My Grandpa Guido passed away on 25th July 2021

My Grandpa continued to live his life after Granny died. He spent time with his friends, went to church, visited family abroad. But it was never quite the same. She’d been gone almost a decade and Grandpa was in his mid-eighties when he decided he, too, was ready to go. Not that he was suicidal or wanted to expedite the process in any way. Just that he was ready for it.

As far as dying goes, my Grandpa died well. He believed in the Bible — in God, creation, life after death. He drew strength from knowing he’d see Granny again. Death to him wasn’t final so much as a transition to somewhere else, a place where he knew she’d be. I think it was for this reason that when I heard the news that he’d gone, my overriding feeling was not sadness but admiration. I’ve always been afraid of death. When I first found out that people die, I went crying to my parents. I’m going to die! I said. They wondered if I’d drunk a bottle of Listerine and then read the “do not drink” sign on the label. I told them I meant die, like, in general. Oh, they said. Well of course. Everyone dies. I had this horrible feeling of being betrayed, like there was this big secret going around and my parents were in on it.

I avoided the thought of death for years. But when I was about 16 it started coming back. For the next decade or so there’d be nights when I’d be in bed and I’d listen to the wind and the rain and imagine lying in the cold ground and time moving on without me. I’d think about the Earth being obliterated by the sun and the universe caving in on itself. I’d think about the nothingness that would follow all of this and suddenly find it hard to breathe. Then I would turn the lamp on and watch cartoons to get my mind off it. When I was too tired to think about death anymore, I’d fall asleep.

Unlike my Grandpa, I’m not a Christian. I gave up my faith soon after it dawned on me that you don’t need to be religious to be a good person. So I decided to become an atheist. We’d been taught in school to see belief as a binary issue: you were either a theist or an atheist. Agnosticism was badly misunderstood. It was seen as a sort of temporary, undecided state rather than the idea that God is by nature unknowable. A shame because within the narrow Christian view that I grew up with, agnosticism would have been the best platform to explore the idea of a higher power without revolving it around the idea of God. That might be why it was never promoted.
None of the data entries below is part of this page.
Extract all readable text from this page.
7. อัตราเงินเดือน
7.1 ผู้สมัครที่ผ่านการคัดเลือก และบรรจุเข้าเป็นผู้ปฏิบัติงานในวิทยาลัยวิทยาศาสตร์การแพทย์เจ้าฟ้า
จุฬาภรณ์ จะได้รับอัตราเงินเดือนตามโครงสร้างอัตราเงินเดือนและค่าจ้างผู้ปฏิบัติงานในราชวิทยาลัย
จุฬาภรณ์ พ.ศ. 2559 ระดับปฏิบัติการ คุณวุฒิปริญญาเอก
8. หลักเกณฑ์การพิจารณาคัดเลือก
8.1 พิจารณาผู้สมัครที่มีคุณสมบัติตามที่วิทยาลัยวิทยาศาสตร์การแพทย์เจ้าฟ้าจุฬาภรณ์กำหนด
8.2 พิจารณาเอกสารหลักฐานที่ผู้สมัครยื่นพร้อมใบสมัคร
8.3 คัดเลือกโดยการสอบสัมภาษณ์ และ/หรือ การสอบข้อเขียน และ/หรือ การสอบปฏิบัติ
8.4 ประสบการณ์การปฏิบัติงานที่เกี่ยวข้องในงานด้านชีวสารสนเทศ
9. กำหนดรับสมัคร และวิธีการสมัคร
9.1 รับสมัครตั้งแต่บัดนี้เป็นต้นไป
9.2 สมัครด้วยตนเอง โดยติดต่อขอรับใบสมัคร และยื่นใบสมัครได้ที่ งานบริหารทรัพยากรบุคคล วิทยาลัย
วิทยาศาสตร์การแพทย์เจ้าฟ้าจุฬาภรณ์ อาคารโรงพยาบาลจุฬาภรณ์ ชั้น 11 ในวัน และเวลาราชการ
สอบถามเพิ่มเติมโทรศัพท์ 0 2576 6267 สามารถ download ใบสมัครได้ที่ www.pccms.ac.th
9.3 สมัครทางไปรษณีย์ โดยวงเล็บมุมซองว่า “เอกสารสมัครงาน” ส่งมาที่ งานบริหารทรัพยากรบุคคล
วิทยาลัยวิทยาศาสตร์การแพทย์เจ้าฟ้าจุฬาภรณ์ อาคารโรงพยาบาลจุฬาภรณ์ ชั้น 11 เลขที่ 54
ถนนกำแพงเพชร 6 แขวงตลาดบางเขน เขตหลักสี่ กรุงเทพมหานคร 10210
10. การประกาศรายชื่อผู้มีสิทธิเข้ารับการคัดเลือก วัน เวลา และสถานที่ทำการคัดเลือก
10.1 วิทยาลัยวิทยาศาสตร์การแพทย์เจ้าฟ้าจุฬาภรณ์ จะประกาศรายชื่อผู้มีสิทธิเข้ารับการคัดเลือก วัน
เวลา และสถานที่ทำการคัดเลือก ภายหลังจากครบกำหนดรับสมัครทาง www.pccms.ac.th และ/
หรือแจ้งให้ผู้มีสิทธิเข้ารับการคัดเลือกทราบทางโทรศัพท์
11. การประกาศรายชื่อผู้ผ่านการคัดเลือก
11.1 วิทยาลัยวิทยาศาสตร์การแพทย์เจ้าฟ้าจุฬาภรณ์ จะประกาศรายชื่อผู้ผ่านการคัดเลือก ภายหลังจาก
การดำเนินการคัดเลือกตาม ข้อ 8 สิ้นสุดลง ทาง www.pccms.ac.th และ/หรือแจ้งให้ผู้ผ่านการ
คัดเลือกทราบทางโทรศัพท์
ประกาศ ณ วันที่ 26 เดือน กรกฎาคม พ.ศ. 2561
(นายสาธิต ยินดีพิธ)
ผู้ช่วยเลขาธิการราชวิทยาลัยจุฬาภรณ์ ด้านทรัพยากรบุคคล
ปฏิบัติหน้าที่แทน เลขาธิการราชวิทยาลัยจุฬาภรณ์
After a few years, atheism proved itself to be as unfulfilling, as lacking in answers, as believing in God had been. I had this constant, niggling feeling that I believed in something, but didn’t have words to express it since whatever it was didn’t fit into the paradigm on which I’d been schooled. I’d rejected the Christian version of things and so atheism was the logical choice. I didn’t necessarily believe it. It was just the best thing going at the time.

Then, when I was 20, I came across Taoism and on a whim ordered some books. That led me to Buddhism, Confucianism, Shinto. It was partly the fear of death that made me broaden out; I wanted to hear what the East had to say. That was the first time I started to think about energy, the infinite, Tao — all the stuff that I’d been led to believe was either dangerous heresy or new-age bullshit. I didn’t buy into everything I read, but it was refreshing to finally get a new perspective on things.
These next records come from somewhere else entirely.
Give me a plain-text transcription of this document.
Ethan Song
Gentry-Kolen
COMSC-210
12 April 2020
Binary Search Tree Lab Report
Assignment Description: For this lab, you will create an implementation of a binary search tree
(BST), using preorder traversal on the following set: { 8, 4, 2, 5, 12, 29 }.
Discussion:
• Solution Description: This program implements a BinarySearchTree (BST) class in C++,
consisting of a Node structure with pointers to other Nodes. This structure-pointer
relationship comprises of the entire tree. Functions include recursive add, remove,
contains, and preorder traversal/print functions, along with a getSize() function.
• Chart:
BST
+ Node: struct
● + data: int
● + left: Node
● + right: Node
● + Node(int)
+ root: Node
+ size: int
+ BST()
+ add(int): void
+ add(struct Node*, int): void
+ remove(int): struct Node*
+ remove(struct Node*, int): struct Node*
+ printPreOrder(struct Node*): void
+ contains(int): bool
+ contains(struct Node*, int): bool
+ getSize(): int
The late-night anxiety attacks still come, but much less frequently. Taoism has become a source of guidance and calm. I’ve read widely on the topic of death and opened my mind to new ways of looking at it. I’m getting into the opinion that we don’t just disappear when we die. Where we go, I’m yet to decide. Another realm outside time and space? Reincarnated back on Earth? Living on vicariously in our loved ones?
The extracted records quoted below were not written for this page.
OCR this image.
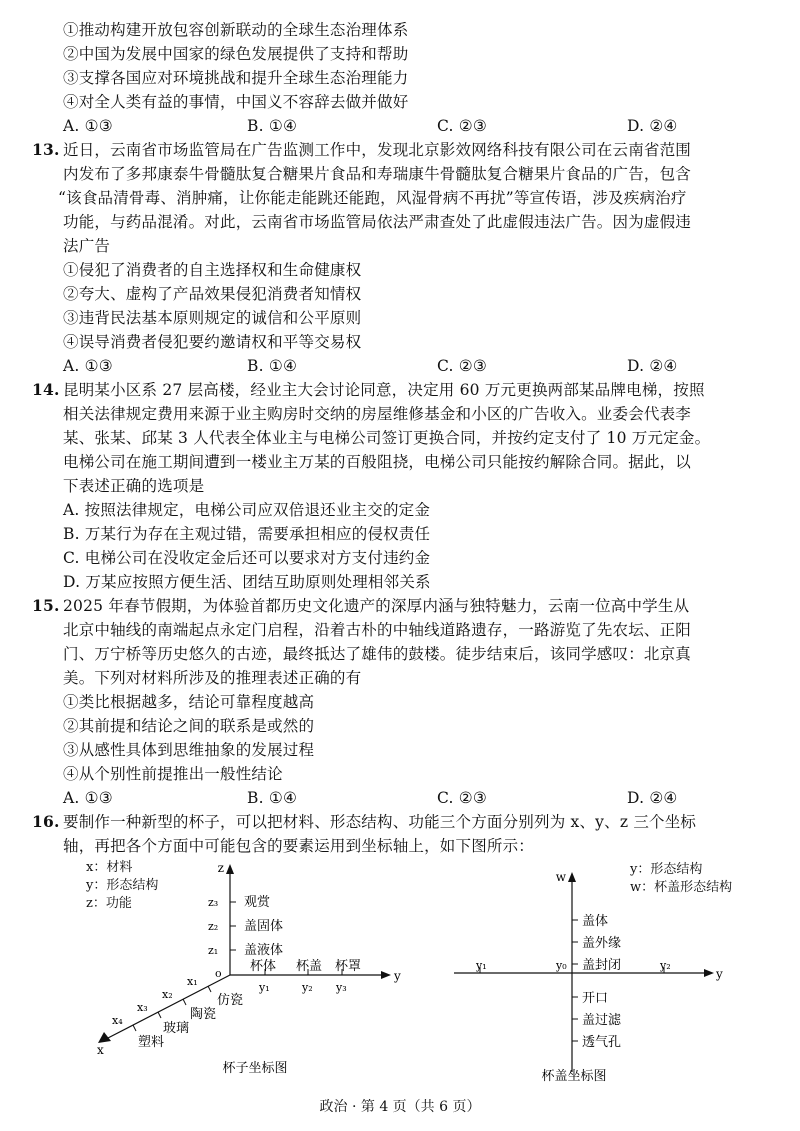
①推动构建开放包容创新联动的全球生态治理体系
②中国为发展中国家的绿色发展提供了支持和帮助
③支撑各国应对环境挑战和提升全球生态治理能力
④对全人类有益的事情，中国义不容辞去做并做好
A. ①③	B. ①④	C. ②③	D. ②④
13. 近日，云南省市场监管局在广告监测工作中，发现北京影效网络科技有限公司在云南省范围
内发布了多邦康泰牛骨髓肽复合糖果片食品和寿瑞康牛骨髓肽复合糖果片食品的广告，包含
“该食品清骨毒、消肿痛，让你能走能跳还能跑，风湿骨病不再扰”等宣传语，涉及疾病治疗
功能，与药品混淆。对此，云南省市场监管局依法严肃查处了此虚假违法广告。因为虚假违
法广告
①侵犯了消费者的自主选择权和生命健康权
②夸大、虚构了产品效果侵犯消费者知情权
③违背民法基本原则规定的诚信和公平原则
④误导消费者侵犯要约邀请权和平等交易权
A. ①③	B. ①④	C. ②③	D. ②④
14. 昆明某小区系 27 层高楼，经业主大会讨论同意，决定用 60 万元更换两部某品牌电梯，按照
相关法律规定费用来源于业主购房时交纳的房屋维修基金和小区的广告收入。业委会代表李
某、张某、邱某 3 人代表全体业主与电梯公司签订更换合同，并按约定支付了 10 万元定金。
电梯公司在施工期间遭到一楼业主万某的百般阻挠，电梯公司只能按约解除合同。据此，以
下表述正确的选项是
A. 按照法律规定，电梯公司应双倍退还业主交的定金
B. 万某行为存在主观过错，需要承担相应的侵权责任
C. 电梯公司在没收定金后还可以要求对方支付违约金
D. 万某应按照方便生活、团结互助原则处理相邻关系
15. 2025 年春节假期，为体验首都历史文化遗产的深厚内涵与独特魅力，云南一位高中学生从
北京中轴线的南端起点永定门启程，沿着古朴的中轴线道路遗存，一路游览了先农坛、正阳
门、万宁桥等历史悠久的古迹，最终抵达了雄伟的鼓楼。徒步结束后，该同学感叹：北京真
美。下列对材料所涉及的推理表述正确的有
①类比根据越多，结论可靠程度越高
②其前提和结论之间的联系是或然的
③从感性具体到思维抽象的发展过程
④从个别性前提推出一般性结论
A. ①③	B. ①④	C. ②③	D. ②④
16. 要制作一种新型的杯子，可以把材料、形态结构、功能三个方面分别列为 x、y、z 三个坐标
轴，再把各个方面中可能包含的要素运用到坐标轴上，如下图所示：
x：材料
y：形态结构
z：功能
y：形态结构
w：杯盖形态结构
z
y
x
o
z₁
z₂
z₃
盖液体
盖固体
观赏
y₁	y₂ y₃
杯体 杯盖 杯罩
x₁
x₂
x₃
x₄
仿瓷
陶瓷
玻璃
塑料
杯子坐标图
w
y
y₁	y₀	y₂
盖体
盖外缘
盖封闭
开口
盖过滤
透气孔
杯盖坐标图
政治 · 第 4 页（共 6 页）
Part of me wonders if this is all just wishful thinking, my fear of death pushing me to embrace whatever brings me comfort. I envy my Grandpa’s certainty about where he was going. It’s something I often feel about deeply religious people. They seem so sure. I will probably be searching for answers the rest of my life. I can’t help but want a slice of that contentedness that religious people carry around with them. I think that’s what made my Grandpa accept his death, even welcome it. Death to him was peace, a union with God, a reunion with his wife. He wasn’t crossing into the deep dark unknown. He was leaving it.

I hope that, when my time comes, I’ll be as ready as he was.